Deprogramming a Martha

The other day, I pulled into my normal parking spot at work.  I park near a field, and in the field, there was a family of deer on the woods line.  There is something about deer that is just calming.  Seeing the deer brought Psalm 42:1 to my mind:  As the deer pants for streams of water, so my soul pants for You, oh God.

I am a very conflicted person some days.  Ok–most days 🙂  I take things personally that I shouldn’t.  I get upset with people…sometimes I can’t even tell you why.
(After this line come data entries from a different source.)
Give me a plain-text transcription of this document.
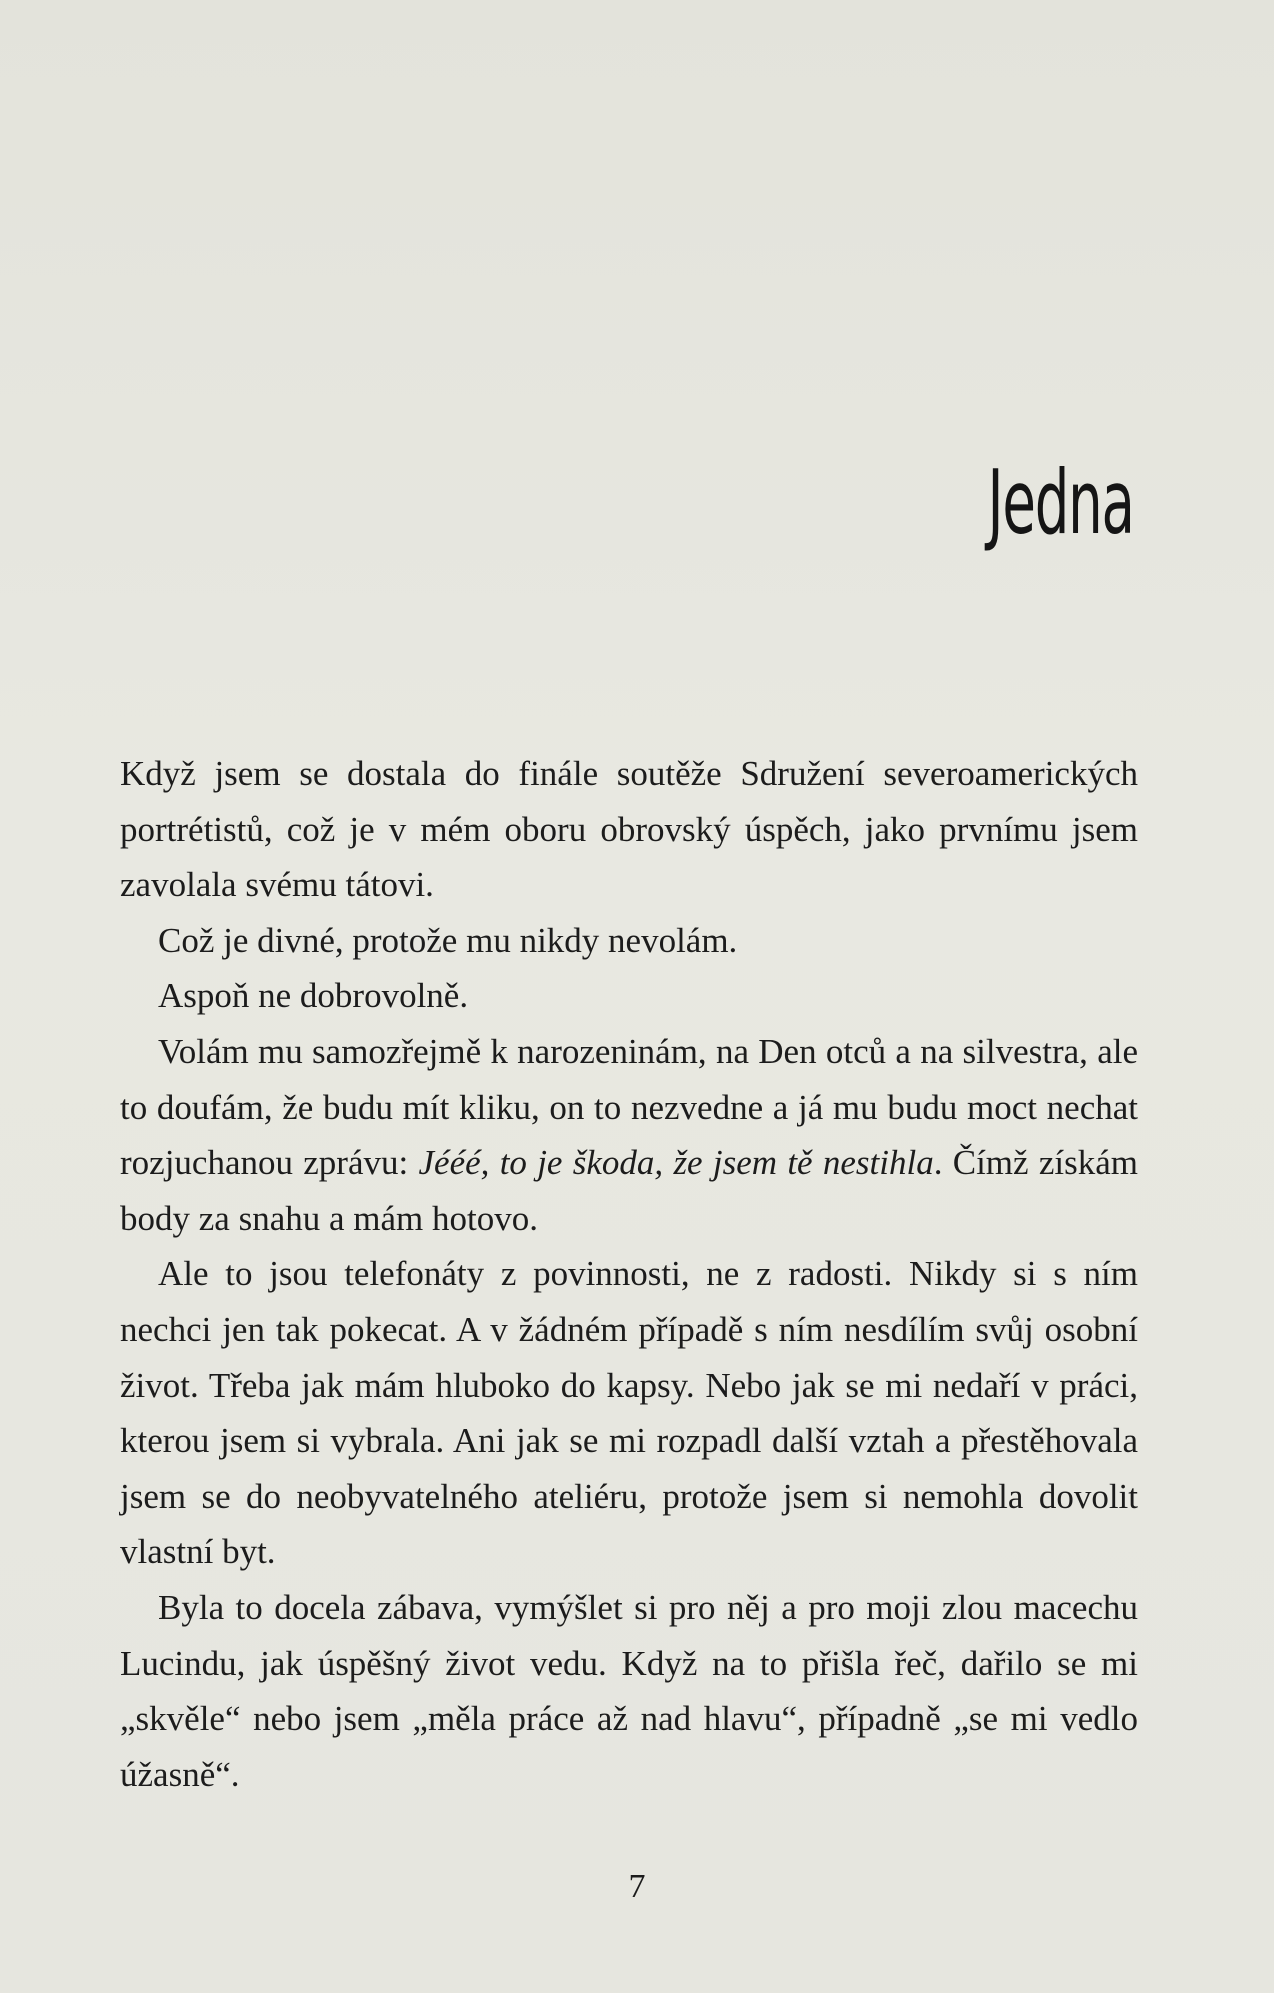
Jedna

Když jsem se dostala do finále soutěže Sdružení severoamerických portrétistů, což je v mém oboru obrovský úspěch, jako prvnímu jsem zavolala svému tátovi.

Což je divné, protože mu nikdy nevolám.

Aspoň ne dobrovolně.

Volám mu samozřejmě k narozeninám, na Den otců a na silvestra, ale to doufám, že budu mít kliku, on to nezvedne a já mu budu moct nechat rozjuchanou zprávu: Jééé, to je škoda, že jsem tě nestihla. Čímž získám body za snahu a mám hotovo.

Ale to jsou telefonáty z povinnosti, ne z radosti. Nikdy si s ním nechci jen tak pokecat. A v žádném případě s ním nesdílím svůj osobní život. Třeba jak mám hluboko do kapsy. Nebo jak se mi nedaří v práci, kterou jsem si vybrala. Ani jak se mi rozpadl další vztah a přestěhovala jsem se do neobyvatelného ateliéru, protože jsem si nemohla dovolit vlastní byt.

Byla to docela zábava, vymýšlet si pro něj a pro moji zlou macechu Lucindu, jak úspěšný život vedu. Když na to přišla řeč, dařilo se mi „skvěle“ nebo jsem „měla práce až nad hlavu“, případně „se mi vedlo úžasně“.

7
The root of all of this is where I find my identity.  There are Marthas and there are Marys. (See Luke 10:38-42 as a reference)   There are those that find their identity in the doing of things–work, friends, home.  There are others that find their identity in who they are…who God said that they are.

I am a Martha.  I work, work, work and get myself all worked up about work.  I obsess about things that are not worth energy or time.  I put expectations on people that they can never meet–because they are unvoiced or they are impossible.  I have higher expectations of myself if that is possible.

I want to be a Mary.  I want to rest in who God says that I am.  I want to really find my identity in Christ.  It’s much more than a want.  It’s a need.  I need to get this area of my life under control.

I also need to learn to count to 10 before I speak.  Maybe 20 or 30.  Or perhaps I should learn that silence is golden.